Néanmoins, toujours est-il nécessaire de regarder l’avenir avec espoir car le monde tel qu’il existe aujourd’hui a été façonné au fil des millénaires, balloté par le temps et ses caprices, fait et défait par les hommes et les sociétés qui l’ont habité, et secoué par-ci, par-là au travers des refontes qui surgissent à chaque fois qu’un nouvel ordre mondial se dessine.
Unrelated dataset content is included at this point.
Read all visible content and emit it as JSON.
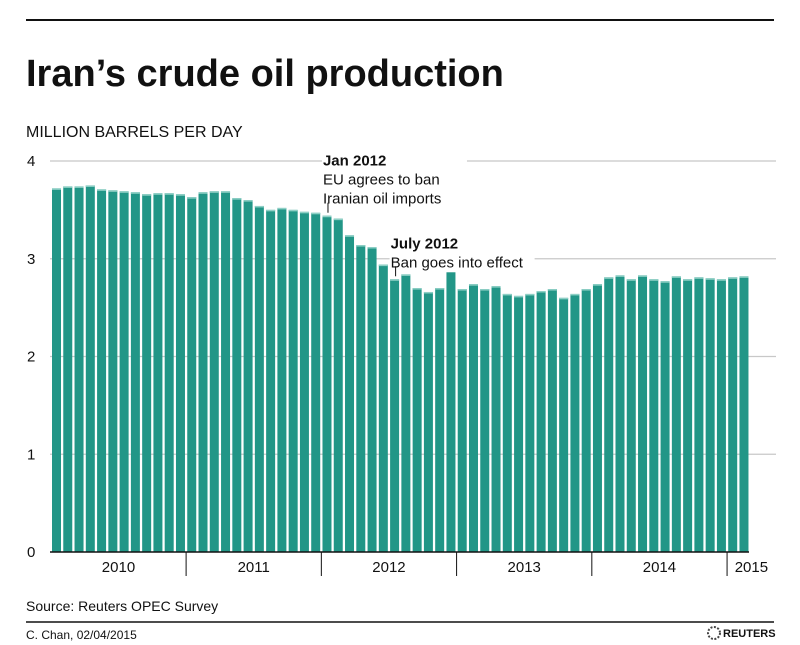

Un resserrement des liens entre le secteur bancaire, le global business, le marché des capitaux, y compris le secteur boursier s’impose afin que la proposition mauricienne vis-à-vis du monde soit perçue comme émanant d’une seule plateforme homogène qui serait susceptible d’accueillir les investisseurs et sociétés désireux d’utiliser la juridiction mauricienne pour leurs besoins et objectifs spécifiques. Un marketing ciblé à  l’international, focalisé sur nos compétences et atouts uniques en la matière avec un rythme soutenu, serait primordial pour que Maurice soit coché de plus en plus dans les prises de décision relatives aux choix d’utiliser tel ou tel centre financier, surtout par rapport à des projets de développement en Afrique, sans pour autant ignorer l’Asie. L’avenir du secteur des services financiers repose sur un renouvellement des ressources humaines car il va sans dire que de telles ressources seront appelées à s’épanouir davantage par le biais du frottement accru avec l’étranger qui est la planche de salut du secteur en question en matière de croissance aussi bien que le développement sous toutes ses formes. Prôner l’ouverture en matière de recrutement de l’expertise étrangère est indispensable à la bonne santé du secteur car tout renouveau, qu’il soit de nature biologique ou économique, requiert l’apport du sang neuf et revigoré. Aussi est-il nécessaire de canaliser nos efforts vers l’innovation, soit penser et faire autrement pour ne pas s’enliser dans les habitudes du passé.

Comme dirait Albert Einstein, «L’imagination est plus importante que le savoir».